Portrait-Stephane_LouisSi la photo n’avait pas changé le cours de ses études de lettres, il serait devenu un spécialiste de linguistique diachronique (de l’ancien français !). On ne va évidemment pas regretter qu’il ait choisi de compléter son année de maîtrise par un diplôme de ciné et d’audiovisuel, option photo parce qu’il était sûr de pouvoir pratiquer en individuel… Solitaire, le garçon ? Pas s’il est question de faire des rencontres ! Alors oui, ce n’est pas le gars le plus bavard de la planète, mais quand il m’a reçue, après mon entrainement de piscine, autour d’un jus pressé et de Pim’s à l’orange (un kilomètre de crawl, ça creuse), il n’a pas hésité à parler avec générosité.

Évidement, depuis quinze ans qu’il pratique la photo, sa technique et son inspiration ont évolué. Il vend ses premiers tirages grâce à sa rencontre avec Bruno Chibane et sa collaboration depuis indéfectible avec le magazine Poly. Son premier portrait photographique ? Celui de l’écrivain italien Erri De Luca à la librairie Quai des Brumes quand elle était encore sur les quais. Les voyages se succèdent ensuite et nourrissent son travail, lui apportant reconnaissance et expositions. De Venise en 1999 au Mali en 2007, en passant plusieurs fois par les États-Unis, mais aussi le Vietnam et la Chine, il n’est pas une seule des ses séries qui n’aient été récompensées d’un prix Fnac, Illford, Agfa ou Kodak ! Un peu comme un Roger Federer remportant le grand Chelem.

Depuis son passage au numérique en 2006, son rapport à la photo a changé, et ses sujets aussi. Les carnets de voyage et les expérimentations techniques ont laissé place à un travail de longue haleine sur l’histoire et le patrimoine de la région. Aux projections autofictionnelles sur les routes américaines que l’on a adoré mettre en en scène lors d’un photo-concert en 2012, se sont substituées des images d’historien, de compilateur maniaque, de chercheur de traces. La série de 2003 sur le mur de l’Atlantique, celle sur les ruines et les bâtiments abandonnés, exposée à la Filature en 2011, ou celle encore qui l’occupa durant 6 ans sur le patrimoine funéraire des cimetières de Strasbourg, ont annoncé ce qu’il explore de façon compulsive aujourd’hui : les champs de bataille de la Première Guerre mondiale, l’étrangeté des objets qui s’y trouvent encore best online casino engloutis et qui témoignent du quotidien plus trivial des tranchées. C’est aussi, pour lui, le retour à un rapport primitif à la photographie, redevenue un outil de témoignage qui lui permet d’évoluer dans le souvenir et la mémoire.
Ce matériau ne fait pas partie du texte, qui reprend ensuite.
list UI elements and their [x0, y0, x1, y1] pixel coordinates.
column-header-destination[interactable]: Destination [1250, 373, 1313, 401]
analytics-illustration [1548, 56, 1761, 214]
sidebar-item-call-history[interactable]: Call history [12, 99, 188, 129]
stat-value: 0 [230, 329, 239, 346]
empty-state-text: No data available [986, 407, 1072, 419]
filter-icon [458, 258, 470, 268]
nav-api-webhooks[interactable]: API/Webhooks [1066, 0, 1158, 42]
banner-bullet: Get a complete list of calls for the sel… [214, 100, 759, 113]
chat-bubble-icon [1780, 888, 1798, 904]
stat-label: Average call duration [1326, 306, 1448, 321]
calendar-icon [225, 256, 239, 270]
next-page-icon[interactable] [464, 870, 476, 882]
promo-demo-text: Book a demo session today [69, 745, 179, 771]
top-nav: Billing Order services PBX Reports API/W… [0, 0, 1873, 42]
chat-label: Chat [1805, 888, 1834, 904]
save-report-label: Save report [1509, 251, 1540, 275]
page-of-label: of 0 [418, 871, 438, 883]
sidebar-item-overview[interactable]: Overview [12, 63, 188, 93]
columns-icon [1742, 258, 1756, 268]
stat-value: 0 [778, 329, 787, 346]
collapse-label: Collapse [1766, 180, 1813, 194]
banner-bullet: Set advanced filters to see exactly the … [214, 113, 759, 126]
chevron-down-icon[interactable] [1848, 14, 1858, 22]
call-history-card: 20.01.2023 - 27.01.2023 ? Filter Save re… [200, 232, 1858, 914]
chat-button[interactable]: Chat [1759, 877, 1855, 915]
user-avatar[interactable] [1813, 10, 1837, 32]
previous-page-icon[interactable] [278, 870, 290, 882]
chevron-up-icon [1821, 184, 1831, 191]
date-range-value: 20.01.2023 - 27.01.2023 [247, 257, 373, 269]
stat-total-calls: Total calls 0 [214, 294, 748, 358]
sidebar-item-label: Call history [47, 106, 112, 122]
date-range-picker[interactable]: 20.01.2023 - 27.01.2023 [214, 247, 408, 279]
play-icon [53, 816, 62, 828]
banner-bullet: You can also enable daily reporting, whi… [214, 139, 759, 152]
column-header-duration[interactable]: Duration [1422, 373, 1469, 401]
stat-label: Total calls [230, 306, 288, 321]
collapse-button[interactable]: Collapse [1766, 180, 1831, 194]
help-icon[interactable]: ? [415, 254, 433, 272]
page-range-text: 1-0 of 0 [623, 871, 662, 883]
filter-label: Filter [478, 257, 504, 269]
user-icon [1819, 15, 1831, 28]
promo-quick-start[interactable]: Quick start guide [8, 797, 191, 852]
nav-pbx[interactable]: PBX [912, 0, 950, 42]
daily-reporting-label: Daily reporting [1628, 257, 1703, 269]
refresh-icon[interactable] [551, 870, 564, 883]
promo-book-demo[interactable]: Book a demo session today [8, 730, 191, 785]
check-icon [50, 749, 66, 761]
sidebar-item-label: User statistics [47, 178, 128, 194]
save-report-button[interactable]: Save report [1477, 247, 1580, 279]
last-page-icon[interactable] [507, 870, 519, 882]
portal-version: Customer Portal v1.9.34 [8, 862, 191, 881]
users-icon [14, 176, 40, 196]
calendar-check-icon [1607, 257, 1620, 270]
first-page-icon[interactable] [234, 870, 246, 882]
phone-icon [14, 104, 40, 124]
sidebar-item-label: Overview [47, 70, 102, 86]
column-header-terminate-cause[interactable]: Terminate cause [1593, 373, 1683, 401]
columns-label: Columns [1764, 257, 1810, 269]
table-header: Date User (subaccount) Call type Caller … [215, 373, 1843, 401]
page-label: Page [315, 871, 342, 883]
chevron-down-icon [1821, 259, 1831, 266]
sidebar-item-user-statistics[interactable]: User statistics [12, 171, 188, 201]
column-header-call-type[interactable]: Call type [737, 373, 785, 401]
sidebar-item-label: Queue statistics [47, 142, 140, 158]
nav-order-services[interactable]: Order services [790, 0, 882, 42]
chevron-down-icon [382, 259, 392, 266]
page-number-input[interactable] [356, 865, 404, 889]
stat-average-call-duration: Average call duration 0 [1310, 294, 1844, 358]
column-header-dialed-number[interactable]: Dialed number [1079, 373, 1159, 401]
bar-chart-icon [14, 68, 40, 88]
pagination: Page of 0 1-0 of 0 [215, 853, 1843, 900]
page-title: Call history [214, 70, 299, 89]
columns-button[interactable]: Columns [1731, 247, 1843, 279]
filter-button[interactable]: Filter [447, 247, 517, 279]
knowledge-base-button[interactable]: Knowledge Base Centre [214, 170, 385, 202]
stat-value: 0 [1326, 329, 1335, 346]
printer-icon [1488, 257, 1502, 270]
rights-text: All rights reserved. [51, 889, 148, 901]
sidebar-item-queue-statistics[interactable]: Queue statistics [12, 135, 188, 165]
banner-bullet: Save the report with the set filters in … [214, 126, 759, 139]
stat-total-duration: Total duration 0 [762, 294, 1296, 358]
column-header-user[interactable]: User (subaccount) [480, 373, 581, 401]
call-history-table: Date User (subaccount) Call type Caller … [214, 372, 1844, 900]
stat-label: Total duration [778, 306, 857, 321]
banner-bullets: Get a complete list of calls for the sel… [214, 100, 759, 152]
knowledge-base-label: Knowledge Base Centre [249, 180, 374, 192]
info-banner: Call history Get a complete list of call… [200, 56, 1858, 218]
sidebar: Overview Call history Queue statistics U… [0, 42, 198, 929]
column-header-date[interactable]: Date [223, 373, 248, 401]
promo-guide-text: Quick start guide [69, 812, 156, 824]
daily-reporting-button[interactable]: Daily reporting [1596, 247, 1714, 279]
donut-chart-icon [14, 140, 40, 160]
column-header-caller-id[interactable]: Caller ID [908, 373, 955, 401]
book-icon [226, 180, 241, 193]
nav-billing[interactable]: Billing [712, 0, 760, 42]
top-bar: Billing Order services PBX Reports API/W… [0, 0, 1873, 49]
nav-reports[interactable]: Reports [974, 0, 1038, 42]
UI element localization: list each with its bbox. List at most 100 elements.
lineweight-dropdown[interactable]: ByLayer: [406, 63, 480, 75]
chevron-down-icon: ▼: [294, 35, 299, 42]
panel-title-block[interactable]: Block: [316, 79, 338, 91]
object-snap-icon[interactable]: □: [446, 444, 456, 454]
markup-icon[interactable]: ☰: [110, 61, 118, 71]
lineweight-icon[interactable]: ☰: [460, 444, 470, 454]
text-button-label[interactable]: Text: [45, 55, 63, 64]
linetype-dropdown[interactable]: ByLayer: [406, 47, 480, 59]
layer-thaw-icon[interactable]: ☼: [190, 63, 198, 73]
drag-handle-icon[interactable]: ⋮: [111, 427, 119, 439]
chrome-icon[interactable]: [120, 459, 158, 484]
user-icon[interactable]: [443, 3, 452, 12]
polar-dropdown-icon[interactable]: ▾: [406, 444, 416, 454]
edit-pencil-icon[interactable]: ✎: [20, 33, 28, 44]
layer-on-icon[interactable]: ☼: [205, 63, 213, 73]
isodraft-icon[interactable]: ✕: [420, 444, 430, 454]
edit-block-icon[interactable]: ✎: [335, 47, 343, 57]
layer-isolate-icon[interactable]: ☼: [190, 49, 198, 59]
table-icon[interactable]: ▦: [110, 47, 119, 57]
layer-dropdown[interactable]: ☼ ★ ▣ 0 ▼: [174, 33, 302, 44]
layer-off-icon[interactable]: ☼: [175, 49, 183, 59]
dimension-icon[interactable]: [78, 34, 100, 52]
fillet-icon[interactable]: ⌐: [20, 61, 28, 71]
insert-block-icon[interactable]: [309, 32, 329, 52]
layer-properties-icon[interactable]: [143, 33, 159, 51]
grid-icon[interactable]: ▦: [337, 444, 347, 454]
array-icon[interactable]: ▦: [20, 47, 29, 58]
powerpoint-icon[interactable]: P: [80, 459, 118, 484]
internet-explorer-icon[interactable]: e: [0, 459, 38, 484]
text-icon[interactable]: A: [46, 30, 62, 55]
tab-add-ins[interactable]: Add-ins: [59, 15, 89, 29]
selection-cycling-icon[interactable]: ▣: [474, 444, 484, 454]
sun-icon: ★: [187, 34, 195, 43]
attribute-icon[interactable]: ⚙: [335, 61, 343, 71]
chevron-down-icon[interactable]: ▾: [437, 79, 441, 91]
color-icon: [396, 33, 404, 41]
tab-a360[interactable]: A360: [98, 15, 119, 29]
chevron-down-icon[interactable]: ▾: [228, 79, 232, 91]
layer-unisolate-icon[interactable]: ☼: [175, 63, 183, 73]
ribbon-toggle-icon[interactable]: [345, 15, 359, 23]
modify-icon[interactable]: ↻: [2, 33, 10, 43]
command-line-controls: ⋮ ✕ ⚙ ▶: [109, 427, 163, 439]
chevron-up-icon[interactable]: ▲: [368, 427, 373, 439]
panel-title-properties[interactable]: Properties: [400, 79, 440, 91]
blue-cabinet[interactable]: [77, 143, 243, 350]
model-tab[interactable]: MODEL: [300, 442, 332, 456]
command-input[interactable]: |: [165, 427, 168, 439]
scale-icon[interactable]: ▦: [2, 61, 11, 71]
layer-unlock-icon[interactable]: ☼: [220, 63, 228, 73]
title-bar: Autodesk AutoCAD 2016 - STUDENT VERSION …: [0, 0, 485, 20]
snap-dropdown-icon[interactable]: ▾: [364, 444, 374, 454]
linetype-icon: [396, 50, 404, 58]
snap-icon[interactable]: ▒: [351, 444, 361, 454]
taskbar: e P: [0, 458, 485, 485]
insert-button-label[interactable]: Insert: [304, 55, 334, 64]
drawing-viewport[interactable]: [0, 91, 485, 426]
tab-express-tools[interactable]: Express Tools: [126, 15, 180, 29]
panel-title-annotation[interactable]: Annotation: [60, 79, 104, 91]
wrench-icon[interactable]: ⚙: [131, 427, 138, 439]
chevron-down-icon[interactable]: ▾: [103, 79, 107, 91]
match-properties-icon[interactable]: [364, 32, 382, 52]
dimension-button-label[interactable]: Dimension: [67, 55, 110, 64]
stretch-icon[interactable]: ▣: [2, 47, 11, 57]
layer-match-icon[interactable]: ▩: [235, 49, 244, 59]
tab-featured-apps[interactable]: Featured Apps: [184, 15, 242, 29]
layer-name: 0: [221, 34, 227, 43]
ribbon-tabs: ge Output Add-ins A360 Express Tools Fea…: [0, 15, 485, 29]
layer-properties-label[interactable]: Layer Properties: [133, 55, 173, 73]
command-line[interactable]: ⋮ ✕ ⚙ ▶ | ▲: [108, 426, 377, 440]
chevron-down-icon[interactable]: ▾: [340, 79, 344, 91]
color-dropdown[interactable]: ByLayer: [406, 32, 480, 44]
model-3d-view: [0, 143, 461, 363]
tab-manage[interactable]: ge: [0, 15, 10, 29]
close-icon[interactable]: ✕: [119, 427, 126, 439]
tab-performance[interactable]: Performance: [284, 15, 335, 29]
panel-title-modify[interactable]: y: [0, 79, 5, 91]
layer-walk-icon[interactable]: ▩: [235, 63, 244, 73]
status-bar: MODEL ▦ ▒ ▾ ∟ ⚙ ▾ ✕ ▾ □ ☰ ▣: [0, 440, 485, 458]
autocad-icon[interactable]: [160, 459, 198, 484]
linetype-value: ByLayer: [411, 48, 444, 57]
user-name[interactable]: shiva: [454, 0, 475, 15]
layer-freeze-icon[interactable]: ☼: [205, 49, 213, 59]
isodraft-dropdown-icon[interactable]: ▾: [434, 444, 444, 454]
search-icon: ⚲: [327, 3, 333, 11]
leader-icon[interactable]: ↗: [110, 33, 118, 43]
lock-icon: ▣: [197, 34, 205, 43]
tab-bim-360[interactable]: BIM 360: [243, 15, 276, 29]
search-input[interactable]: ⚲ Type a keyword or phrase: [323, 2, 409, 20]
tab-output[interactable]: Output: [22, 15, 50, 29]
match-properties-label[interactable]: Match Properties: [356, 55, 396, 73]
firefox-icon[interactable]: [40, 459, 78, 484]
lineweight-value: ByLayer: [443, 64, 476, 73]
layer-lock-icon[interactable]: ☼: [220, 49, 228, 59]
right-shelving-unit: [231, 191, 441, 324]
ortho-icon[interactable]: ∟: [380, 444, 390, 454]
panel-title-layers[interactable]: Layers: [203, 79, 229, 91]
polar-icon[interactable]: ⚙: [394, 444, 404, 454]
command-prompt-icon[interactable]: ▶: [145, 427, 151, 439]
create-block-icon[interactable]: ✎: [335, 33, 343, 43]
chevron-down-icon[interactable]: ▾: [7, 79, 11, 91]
Mais a-t-on parlé de musique, me demanderez-vous ? Eh bien, oui, nous y sommes arrivés. J’étais pleine d’une curiosité adolescente concernant ses goûts, ses premières fois, son meilleur souvenir, mais j’ai vite rangé mes questions formatées parce que le gaillard avait pour moi d’autres surprises. Celle d’apprendre par exemple que la musique allait d’abord de pair avec ses engagements politiques. Il a donc une crête quand il passe le bac et écoute les Béru, Noir Désir et la Mano Negra. Il garde de ces jeunes années un amour immodéré pour les Cure et avoue avoir été guitariste et choeur d’un groupe de punk avec lequel il a tourné jusqu’à Prague pour la première partie d »Už jsme doma ! Il en conserve des enregistrements qu’il refuse de montrer (mais pourquoi ?) et se souvient avec amusement du frisson de la scène, surtout devant un public tchèque de cinq cents personnes ! Ont suivi les sons du desert rock et des Sixteen Horse Power. Aujourd’hui, il écoute davantage de musique classique mais il reste capable de voir un concert de Depeche Mode et le lendemain, d’apprécier le Vaisseau fantôme de Wagner à l’opéra de Strasbourg. Le dernier album écouté ? Il a racheté le Carcassonne de Stephan Eicher. Question d’affect. On le comprend.